銀(Ag)由於具有特別優異之導電性,故而用於導電性膏或導電性油墨等用途。在用於該等用途之情形時,會被加工成適於該用途之銀之形態,於生成各種形態之銀時,符合要求之性狀之銀化合物被用作中間物。Silver (Ag) is used for conductive pastes or conductive inks because of its excellent conductivity. When used for these purposes, it will be processed into the form of silver suitable for the purpose.
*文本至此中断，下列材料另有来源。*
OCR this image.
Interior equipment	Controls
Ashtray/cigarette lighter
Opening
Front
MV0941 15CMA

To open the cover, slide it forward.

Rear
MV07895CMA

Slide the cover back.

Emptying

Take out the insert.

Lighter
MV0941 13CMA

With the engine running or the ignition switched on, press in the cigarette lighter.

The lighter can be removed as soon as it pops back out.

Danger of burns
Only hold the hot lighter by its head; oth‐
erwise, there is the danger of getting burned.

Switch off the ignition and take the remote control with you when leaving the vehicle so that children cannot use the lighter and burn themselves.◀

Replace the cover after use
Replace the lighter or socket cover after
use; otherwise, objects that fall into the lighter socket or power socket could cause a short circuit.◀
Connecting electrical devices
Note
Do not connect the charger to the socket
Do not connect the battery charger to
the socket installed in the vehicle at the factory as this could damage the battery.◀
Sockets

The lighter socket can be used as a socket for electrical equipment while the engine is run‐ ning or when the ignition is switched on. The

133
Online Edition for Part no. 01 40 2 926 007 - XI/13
When producing various forms of silver, silver compounds with the required properties are used as intermediates.
例如,報告有作為銀化合物之草酸銀(Ag2 C2 O4 )被用作製造銀粒子等時之前驅物。草酸銀具有可無需還原劑而於相對低溫下熱分解,而生成微細之銀粒子之優勢,又,有此時釋出之草酸根離子(C2 O4 2- )作為二氧化碳被去除,因此不會殘留雜質之優點。For example, it has been reported that silver oxalate (Ag 2 C 2 O 4 ), which is a silver compound, is used as a precursor for the production of silver particles and the like. Silver oxalate has the advantage that it can be thermally decomposed at relatively low temperature without a reducing agent to generate fine silver particles. In addition, the oxalate ion (C 2 O 4 2- ) released at this time is removed as carbon dioxide, so it is not The advantage of leaving impurities.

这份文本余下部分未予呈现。